At the Madison crosswalk, the city of El Cerrito has installed flashing pedestrian signs on the sidewalks, flashing lights that line the crosswalk, and overhead flashing signs that read, "Yield to Peds," and a lot of paint on the street that marks the crosswalk.
At approximately 3:15 on a recent afternoon (Oct. 17, 2011), I sat in my truck in front of the post office and watched people cross the avenue. When people activated the sensor to cross the avenue, I was appalled by the fact that the lights lining the crosswalk were not flashing, the pedestrian sign on the side walk was not flashing—only the overhead sign was flashing. The overhead sign in front of the post office is not very visible; it is obscured by tree branches but people still manage to see it.

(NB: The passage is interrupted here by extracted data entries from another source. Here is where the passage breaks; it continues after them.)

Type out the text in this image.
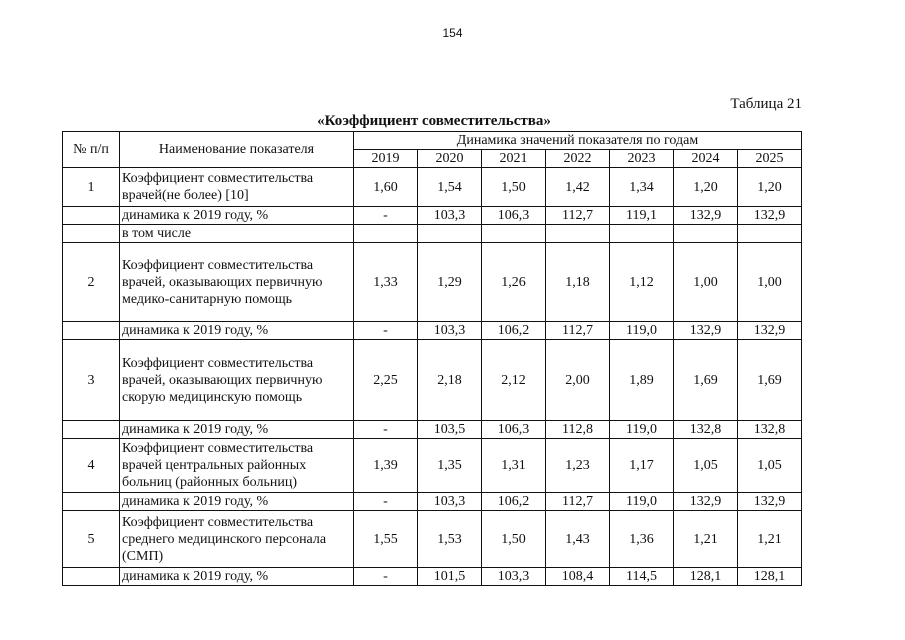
154
Таблица 21
«Коэффициент совместительства»
№ п/п	Наименование показателя	Динамика значений показателя по годам						
		2019	2020	2021	2022	2023	2024	2025
1	Коэффициент совместительства врачей(не более) [10]	1,60	1,54	1,50	1,42	1,34	1,20	1,20
	динамика к 2019 году, %	-	103,3	106,3	112,7	119,1	132,9	132,9
	в том числе							
2	Коэффициент совместительства врачей, оказывающих первичную медико-санитарную помощь	1,33	1,29	1,26	1,18	1,12	1,00	1,00
	динамика к 2019 году, %	-	103,3	106,2	112,7	119,0	132,9	132,9
3	Коэффициент совместительства врачей, оказывающих первичную скорую медицинскую помощь	2,25	2,18	2,12	2,00	1,89	1,69	1,69
	динамика к 2019 году, %	-	103,5	106,3	112,8	119,0	132,8	132,8
4	Коэффициент совместительства врачей центральных районных больниц (районных больниц)	1,39	1,35	1,31	1,23	1,17	1,05	1,05
	динамика к 2019 году, %	-	103,3	106,2	112,7	119,0	132,9	132,9
5	Коэффициент совместительства среднего медицинского персонала (СМП)	1,55	1,53	1,50	1,43	1,36	1,21	1,21
	динамика к 2019 году, %	-	101,5	103,3	108,4	114,5	128,1	128,1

I saw a young woman who was walking from the Bank of the West side of street take a shortcut and not activate the sensor that causes the lights to flash. She stood in the middle of the avenue until cars stopped. I have seen a postal worker take a short cut to the crosswalk and not activate the sensor. I have seen cars drive through the crosswalk when the lights were flashing. The greatest hazard to pedestrians at this crosswalk are from cars driving south toward Moeser Lane. Those driving north toward Potrero have a clear view.
The other crosswalk at Carlos is nearly as bad. There are no flashing signs or lights in the street and it looks like an early alert to be cautious for the Madison crosswalk. It is obvious that the landscape architect and the traffic control people do not talk to each other. It is especially hazardous if a pedestrian, especially for a student who is crossing from the St. Johns Elementary side of the avenue.
A driver heading south toward the post office cannot see anyone in the crosswalk because of the tall flax plants on the median strip. The plants are getting taller and thicker and are growing right up to the edge of the crosswalk. The pedestrian only becomes visible when s/he is right in front of median strip—there is no time to slow down or stop. View of this crosswalk is not a problem when driving north.
The attempt to solve this problem is not good at best. The way the signs, lights, paint and landscape are used create a visual nightmare. To say "we tried" is not acceptable. It is obvious that both pedestrians and drivers need to become more aware of each other, and the only answer may be to install a traffic signal that is activated by pedestrians.